Workplace mental health 3Ps

The importance of mental health and its impact on an organization can be better understood when it is framed through the 3 Ps described below. Each P factor cuts to the value and benefit for the employer.

  • Prevention – The financial health and sustainability of any organization is totally dependent on employee health. Protecting and promoting the mental health and wellness of all employees, including those who live with mental illness, is an investment in your most valuable asset. Diversity and inclusion, rewards and recognition programs, mental health first aid, mentoring, mental fitness and psychologically safe leadership training, accommodation programs, and participation in voluntary community initiatives, are all examples of preventive programs that can improve mental health in your organization.
  • Promotion – When you have the necessary supports in place you mitigate risk to the employee and the organization. When an employee is struggling with unpleasant emotions or mental illness, they need mental health supports to prevent further harm and they need to know how to access them. Programs, policies, and processes that support employee mental health need to be communicated regularly, and barriers to participation need to be identified and removed where possible.
  • Productivity – When employees are flourishing (feeling good doing their job) rather than languishing (struggling) it translates into higher levels of discretionary effort (in a psychologically healthy balance), attractiveness to new talent, and lower levels of sick time, short- and long-term disability, presenteeism, and turnover. One report suggests that 60% of employees would leave their employer for less pay to work with a company that cares more about their emotional well-being.

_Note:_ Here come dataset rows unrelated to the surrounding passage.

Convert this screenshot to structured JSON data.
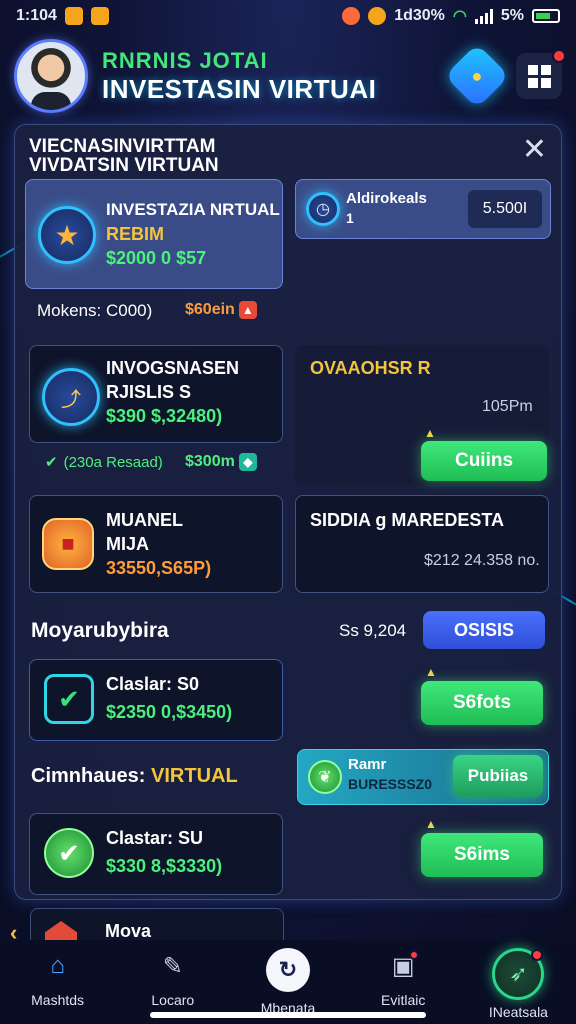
{
  "status_bar": {
    "time": "1:104",
    "right_text": "1d30%",
    "battery": "5%"
  },
  "header": {
    "title_top": "RNRNIS JOTAI",
    "title_main": "INVESTASIN VIRTUAI"
  },
  "panel": {
    "title": "VIECNASINVIRTTAM\nVIVDATSIN VIRTUAN",
    "card1": {
      "title": "INVESTAZIA NRTUAL",
      "sub": "REBIM",
      "amount": "$2000 0 $57"
    },
    "card2": {
      "label": "Aldirokeals",
      "label2": "1",
      "value": "5.500I"
    },
    "row1": {
      "text": "Mokens: C000)",
      "tag": "$60ein"
    },
    "card3": {
      "title": "INVOGSNASEN",
      "sub": "RJISLIS S",
      "amount": "$390 $,32480)"
    },
    "card4": {
      "title": "OVAAOHSR R",
      "value": "105Pm",
      "button": "Cuiins"
    },
    "row2": {
      "left": "(230a Resaad)",
      "right": "$300m"
    },
    "card5": {
      "title": "MUANEL",
      "sub": "MIJA",
      "amount": "33550,S65P)"
    },
    "card6": {
      "title": "SIDDIA g MAREDESTA",
      "value": "$212 24.358 no."
    },
    "section1": {
      "title": "Moyarubybira",
      "value": "Sѕ 9,204",
      "button": "OSISIS"
    },
    "card7": {
      "title": "Claslar: S0",
      "amount": "$2350 0,$3450)",
      "button": "S6fots"
    },
    "section2": {
      "title": "Cimnhaues:",
      "accent": "VIRTUAL"
    },
    "card8": {
      "title": "Ramr",
      "sub": "BURESSSZ0",
      "button": "Pubiias"
    },
    "card9": {
      "title": "Clastar: SU",
      "amount": "$330 8,$3330)",
      "button": "S6ims"
    },
    "card10": {
      "title": "Mova"
    }
  },
  "bottom_nav": [
    {
      "label": "Mashtds",
      "icon": "home-icon"
    },
    {
      "label": "Locaro",
      "icon": "tools-icon"
    },
    {
      "label": "Mbenata",
      "icon": "refresh-icon"
    },
    {
      "label": "Evitlaic",
      "icon": "chart-icon"
    },
    {
      "label": "INeatsala",
      "icon": "rocket-icon"
    }
  ],
  "colors": {
    "accent_green": "#3fe87a",
    "accent_blue": "#4a70ff",
    "accent_orange": "#ff9c3a",
    "background": "#0f1436"
  }
}
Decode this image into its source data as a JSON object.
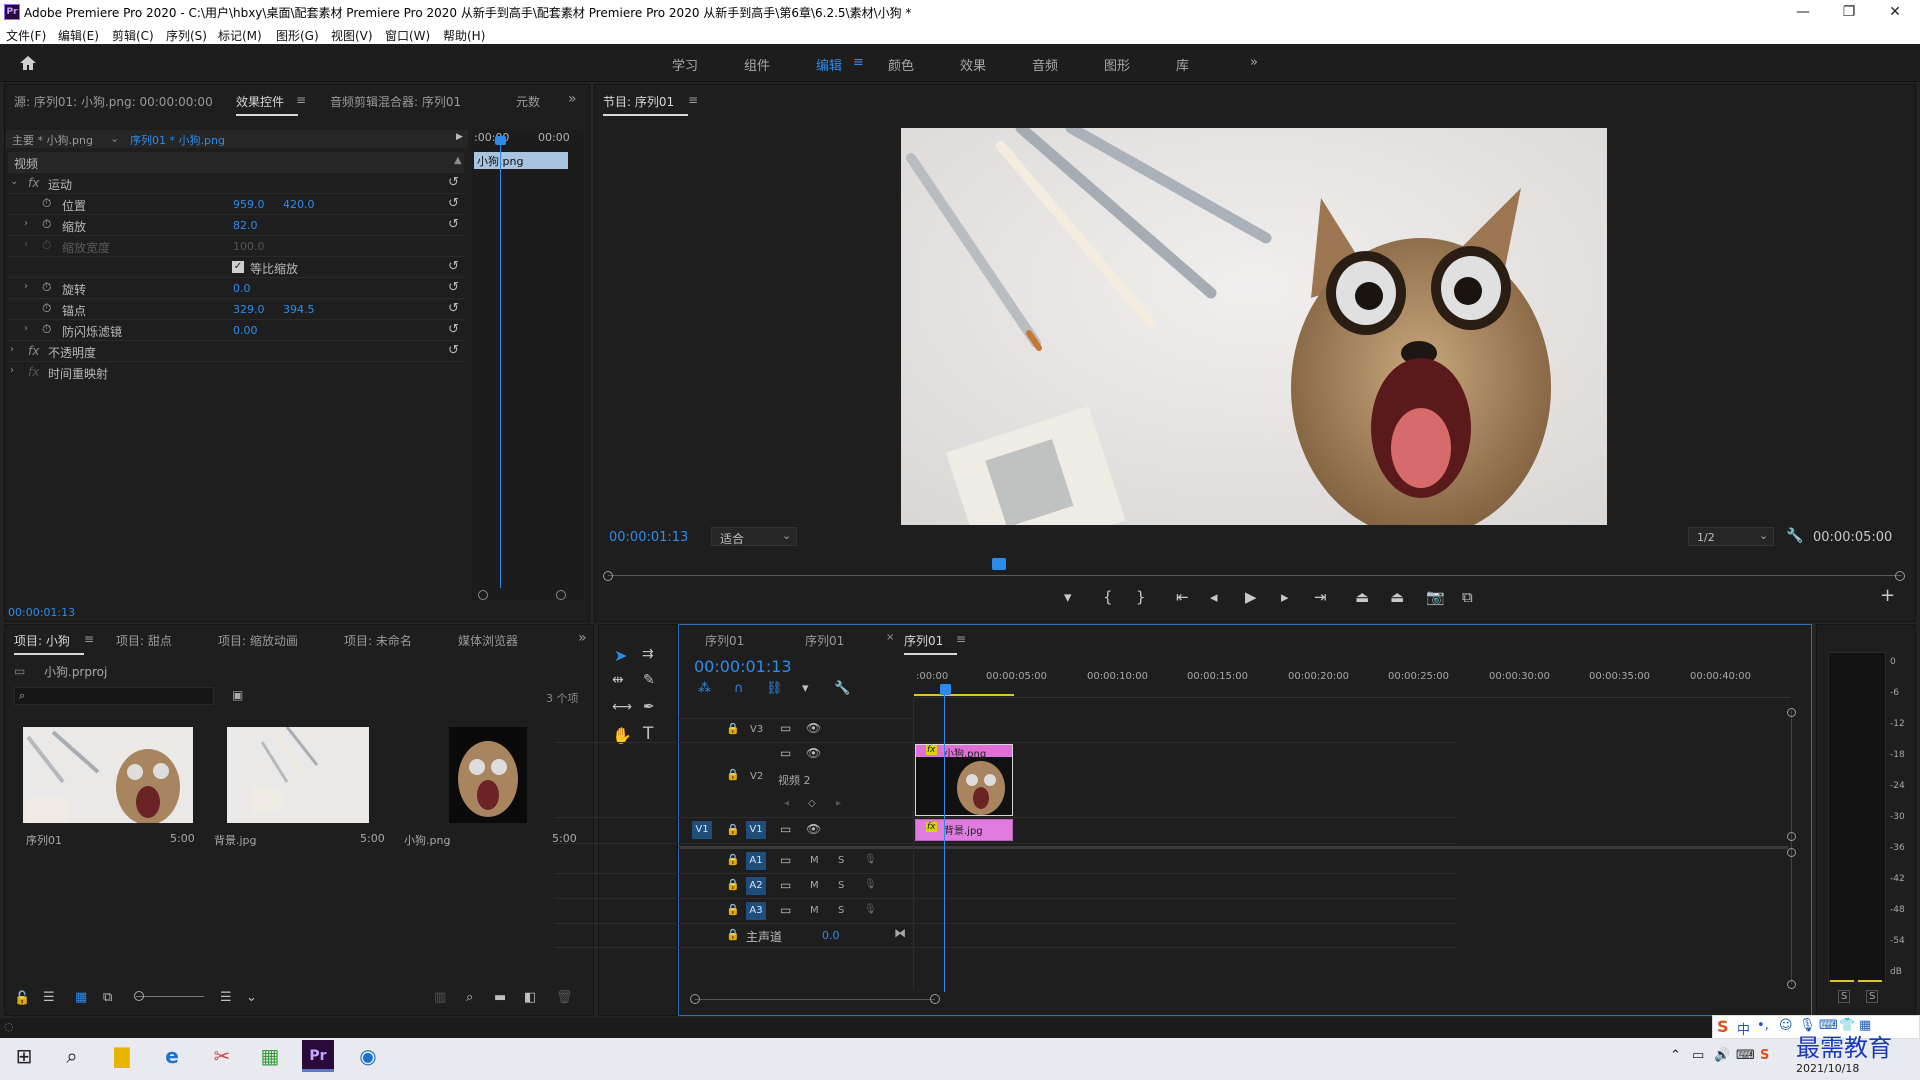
{
  "window": {
    "title": "Adobe Premiere Pro 2020 - C:\\用户\\hbxy\\桌面\\配套素材 Premiere Pro 2020 从新手到高手\\配套素材 Premiere Pro 2020 从新手到高手\\第6章\\6.2.5\\素材\\小狗 *",
    "app_icon": "Pr",
    "minimize": "—",
    "maximize": "❐",
    "close": "✕"
  },
  "menu": [
    "文件(F)",
    "编辑(E)",
    "剪辑(C)",
    "序列(S)",
    "标记(M)",
    "图形(G)",
    "视图(V)",
    "窗口(W)",
    "帮助(H)"
  ],
  "workspaces": {
    "items": [
      "学习",
      "组件",
      "编辑",
      "颜色",
      "效果",
      "音频",
      "图形",
      "库"
    ],
    "active": "编辑",
    "more": "»"
  },
  "effect_panel": {
    "tabs": [
      "源: 序列01: 小狗.png: 00:00:00:00",
      "效果控件",
      "音频剪辑混合器: 序列01",
      "元数"
    ],
    "active_tab": "效果控件",
    "master_label": "主要 * 小狗.png",
    "seq_label": "序列01 * 小狗.png",
    "time_start": ":00:00",
    "time_end": "00:00",
    "clip_name": "小狗.png",
    "section_video": "视频",
    "motion": "运动",
    "props": [
      {
        "label": "位置",
        "v1": "959.0",
        "v2": "420.0"
      },
      {
        "label": "缩放",
        "v1": "82.0",
        "v2": ""
      },
      {
        "label": "缩放宽度",
        "v1": "100.0",
        "v2": ""
      },
      {
        "label": "等比缩放",
        "v1": "",
        "v2": ""
      },
      {
        "label": "旋转",
        "v1": "0.0",
        "v2": ""
      },
      {
        "label": "锚点",
        "v1": "329.0",
        "v2": "394.5"
      },
      {
        "label": "防闪烁滤镜",
        "v1": "0.00",
        "v2": ""
      }
    ],
    "opacity": "不透明度",
    "time_remap": "时间重映射",
    "timecode": "00:00:01:13"
  },
  "program": {
    "title": "节目: 序列01",
    "timecode": "00:00:01:13",
    "fit": "适合",
    "quality": "1/2",
    "duration": "00:00:05:00"
  },
  "project": {
    "tabs": [
      "项目: 小狗",
      "项目: 甜点",
      "项目: 缩放动画",
      "项目: 未命名",
      "媒体浏览器"
    ],
    "file": "小狗.prproj",
    "count": "3 个项",
    "items": [
      {
        "name": "序列01",
        "dur": "5:00"
      },
      {
        "name": "背景.jpg",
        "dur": "5:00"
      },
      {
        "name": "小狗.png",
        "dur": "5:00"
      }
    ]
  },
  "timeline": {
    "tabs": [
      "序列01",
      "序列01",
      "序列01"
    ],
    "active_tab": "序列01",
    "timecode": "00:00:01:13",
    "ruler": [
      ":00:00",
      "00:00:05:00",
      "00:00:10:00",
      "00:00:15:00",
      "00:00:20:00",
      "00:00:25:00",
      "00:00:30:00",
      "00:00:35:00",
      "00:00:40:00"
    ],
    "tracks": {
      "v3": "V3",
      "v2": "V2",
      "v2_name": "视频 2",
      "v1": "V1",
      "src_v1": "V1",
      "a1": "A1",
      "a2": "A2",
      "a3": "A3",
      "m": "M",
      "s": "S"
    },
    "master": "主声道",
    "master_val": "0.0",
    "clip_v2": "小狗.png",
    "clip_v1": "背景.jpg",
    "fx": "fx"
  },
  "meter": {
    "ticks": [
      "0",
      "-6",
      "-12",
      "-18",
      "-24",
      "-30",
      "-36",
      "-42",
      "-48",
      "-54",
      "dB"
    ],
    "s1": "S",
    "s2": "S"
  },
  "taskbar": {
    "date": "2021/10/18",
    "watermark": "最需教育",
    "ime": "中"
  }
}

As a leader, you are responsible for managing costs and risks to the organization. Throwing money at programs that are not sustainable and are not woven into the fabric of your organization is wasteful and risky.

Workplace mental health is about creating and sustaining a workplace environment that supports employees’ ability to succeed without psychological harm from workplace factors that are within the employers’ control. Effective integration of workplace mental health strategies improves the employee experience and positively impacts the results they are trying to achieve, which ultimately improves the bottom line.